The Three-Day Notice
One thing you've likely noticed in all eviction laws is three-day notice uniformity. You can send this notice out when a renter violates the Texas State Property Code. These laws help form the agreement you set up with your tenant in advance. Any violation allows you to send the three-day notice to stop the violations within this time frame, or seek an eviction.
Even if they amend the violation, Texas gives you legal right to still pursue an eviction suit. You may not have a choice if the tenant hasn't paid their rent for a month or two.
Adding Specific Information to a Notice to Vacate
You'll see the three-day notice often designated as a "Notice to Vacate." When you send these to a tenant, it has to include date, name of the tenant, reason for the notice, as well as the exact time when you expect the person to leave. Plus, you need to include an ultimatum, as well as information on how you presented the notice.
If you don't follow any of these procedures correctly, it's not legally valid.
Presenting the Notice
It's preferable to give the notice in person, though you can give it to a family member who's 16 or older. Most of the time, you'll have to leave the document outside their door in a place where the tenant can see it.
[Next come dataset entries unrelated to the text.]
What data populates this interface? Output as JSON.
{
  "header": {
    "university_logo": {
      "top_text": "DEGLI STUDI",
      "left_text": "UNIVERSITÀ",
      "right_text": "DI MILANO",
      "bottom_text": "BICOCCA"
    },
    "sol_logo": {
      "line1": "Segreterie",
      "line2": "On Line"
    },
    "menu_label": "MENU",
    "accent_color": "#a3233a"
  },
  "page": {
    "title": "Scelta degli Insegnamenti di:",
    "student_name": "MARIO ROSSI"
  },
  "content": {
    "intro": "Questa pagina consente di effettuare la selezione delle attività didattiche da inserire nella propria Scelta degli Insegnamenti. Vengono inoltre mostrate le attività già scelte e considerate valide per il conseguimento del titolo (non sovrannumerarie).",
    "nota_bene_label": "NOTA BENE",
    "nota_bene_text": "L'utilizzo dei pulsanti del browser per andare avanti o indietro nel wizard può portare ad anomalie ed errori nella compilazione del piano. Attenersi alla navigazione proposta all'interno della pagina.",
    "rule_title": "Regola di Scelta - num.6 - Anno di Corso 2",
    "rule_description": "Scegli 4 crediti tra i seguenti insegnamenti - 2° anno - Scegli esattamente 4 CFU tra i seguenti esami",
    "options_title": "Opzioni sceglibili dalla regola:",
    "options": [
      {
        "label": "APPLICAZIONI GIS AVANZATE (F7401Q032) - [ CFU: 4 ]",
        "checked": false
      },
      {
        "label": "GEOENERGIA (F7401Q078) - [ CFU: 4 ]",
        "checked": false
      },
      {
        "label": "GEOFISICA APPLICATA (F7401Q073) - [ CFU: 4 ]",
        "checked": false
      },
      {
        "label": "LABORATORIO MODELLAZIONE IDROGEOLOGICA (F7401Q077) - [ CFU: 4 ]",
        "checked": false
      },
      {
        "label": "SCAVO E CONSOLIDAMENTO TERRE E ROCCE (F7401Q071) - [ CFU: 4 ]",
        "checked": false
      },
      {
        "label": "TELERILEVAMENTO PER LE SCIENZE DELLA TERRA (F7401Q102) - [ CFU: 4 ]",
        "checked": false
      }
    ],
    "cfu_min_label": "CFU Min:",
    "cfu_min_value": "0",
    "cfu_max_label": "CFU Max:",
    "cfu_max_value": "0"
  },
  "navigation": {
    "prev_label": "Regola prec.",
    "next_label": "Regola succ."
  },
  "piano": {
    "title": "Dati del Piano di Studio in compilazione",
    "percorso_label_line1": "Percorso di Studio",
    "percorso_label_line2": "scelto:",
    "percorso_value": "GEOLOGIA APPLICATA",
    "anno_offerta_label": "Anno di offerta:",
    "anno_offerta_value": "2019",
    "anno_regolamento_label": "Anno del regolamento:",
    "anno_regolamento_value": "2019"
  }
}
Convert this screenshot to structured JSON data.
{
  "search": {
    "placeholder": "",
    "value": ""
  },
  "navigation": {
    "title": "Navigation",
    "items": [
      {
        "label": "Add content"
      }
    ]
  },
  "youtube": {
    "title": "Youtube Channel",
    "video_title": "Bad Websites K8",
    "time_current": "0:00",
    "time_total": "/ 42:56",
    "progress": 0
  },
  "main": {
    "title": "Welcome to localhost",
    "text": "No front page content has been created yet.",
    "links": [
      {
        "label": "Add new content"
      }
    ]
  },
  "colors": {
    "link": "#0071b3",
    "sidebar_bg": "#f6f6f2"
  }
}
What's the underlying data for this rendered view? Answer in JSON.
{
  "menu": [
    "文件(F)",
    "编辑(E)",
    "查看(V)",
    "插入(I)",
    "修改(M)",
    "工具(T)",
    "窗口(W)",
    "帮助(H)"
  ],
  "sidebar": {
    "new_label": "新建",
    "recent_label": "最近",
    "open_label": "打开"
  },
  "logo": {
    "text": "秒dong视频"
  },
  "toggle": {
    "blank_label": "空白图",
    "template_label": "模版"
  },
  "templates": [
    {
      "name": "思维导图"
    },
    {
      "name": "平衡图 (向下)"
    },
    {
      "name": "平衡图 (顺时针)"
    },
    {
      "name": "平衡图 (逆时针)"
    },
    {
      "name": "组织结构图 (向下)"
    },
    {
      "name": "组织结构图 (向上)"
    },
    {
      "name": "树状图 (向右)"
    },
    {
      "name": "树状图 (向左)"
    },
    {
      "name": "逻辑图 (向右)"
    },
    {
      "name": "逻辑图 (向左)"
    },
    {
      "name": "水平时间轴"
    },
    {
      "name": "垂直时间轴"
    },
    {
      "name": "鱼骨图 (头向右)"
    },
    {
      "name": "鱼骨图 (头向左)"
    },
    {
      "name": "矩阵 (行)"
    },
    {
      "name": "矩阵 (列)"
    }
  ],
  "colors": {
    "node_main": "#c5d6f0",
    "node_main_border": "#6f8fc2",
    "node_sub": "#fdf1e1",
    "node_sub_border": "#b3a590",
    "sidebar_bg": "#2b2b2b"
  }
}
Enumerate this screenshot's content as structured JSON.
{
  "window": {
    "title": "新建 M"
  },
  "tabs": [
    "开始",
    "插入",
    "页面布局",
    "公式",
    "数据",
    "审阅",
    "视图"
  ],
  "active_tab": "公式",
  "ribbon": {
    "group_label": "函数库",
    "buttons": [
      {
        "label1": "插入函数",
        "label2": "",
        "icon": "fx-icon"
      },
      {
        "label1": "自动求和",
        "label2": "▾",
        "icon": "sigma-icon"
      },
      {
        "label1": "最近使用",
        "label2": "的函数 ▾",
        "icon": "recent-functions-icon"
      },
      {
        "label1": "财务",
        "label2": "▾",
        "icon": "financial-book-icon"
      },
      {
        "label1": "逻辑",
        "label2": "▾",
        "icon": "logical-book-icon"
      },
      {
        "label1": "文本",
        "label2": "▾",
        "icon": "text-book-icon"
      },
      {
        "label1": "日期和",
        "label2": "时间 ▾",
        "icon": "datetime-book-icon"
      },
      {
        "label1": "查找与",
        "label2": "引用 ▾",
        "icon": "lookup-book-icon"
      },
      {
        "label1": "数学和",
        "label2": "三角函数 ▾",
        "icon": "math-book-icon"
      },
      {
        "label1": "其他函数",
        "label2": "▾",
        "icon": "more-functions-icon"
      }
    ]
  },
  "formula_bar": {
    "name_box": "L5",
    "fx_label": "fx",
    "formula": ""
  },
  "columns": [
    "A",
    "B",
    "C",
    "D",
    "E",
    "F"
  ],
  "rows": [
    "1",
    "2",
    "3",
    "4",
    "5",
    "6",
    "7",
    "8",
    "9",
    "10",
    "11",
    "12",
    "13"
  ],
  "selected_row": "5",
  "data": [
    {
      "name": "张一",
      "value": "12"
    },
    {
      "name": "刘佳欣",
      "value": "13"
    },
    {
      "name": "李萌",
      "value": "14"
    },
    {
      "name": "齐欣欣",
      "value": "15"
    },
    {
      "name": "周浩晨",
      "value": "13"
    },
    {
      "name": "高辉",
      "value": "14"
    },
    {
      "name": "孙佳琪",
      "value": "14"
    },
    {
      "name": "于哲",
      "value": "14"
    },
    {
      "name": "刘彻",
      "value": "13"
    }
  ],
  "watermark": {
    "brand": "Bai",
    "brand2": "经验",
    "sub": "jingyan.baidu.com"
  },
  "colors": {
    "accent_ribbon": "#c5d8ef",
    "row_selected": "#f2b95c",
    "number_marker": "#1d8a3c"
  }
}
Make sure you post it in a safe place, because if it becomes lost, you'll have to start over with a new three-day notice. Many send these registered mail to assure it arrives safely.
Going Forth With an Eviction
As in many states, you can file an eviction when the tenant does nothing. You'll do this through Texas district court. It means filing a summons and complaint requiring the tenant to attend a hearing with a judge. Known as a forcible detainer case, you can still go forth with this regardless of whether the tenant amends their violation at the last second.
Always review what you can legally do, though, so you don't end up losing your eviction case. Texas sticks with most states on not allowing landlords to change locks or turn off utilities to evict someone. Should you violate eviction laws, you'll have to pay a lot in fines, including one month's rent, and $1000.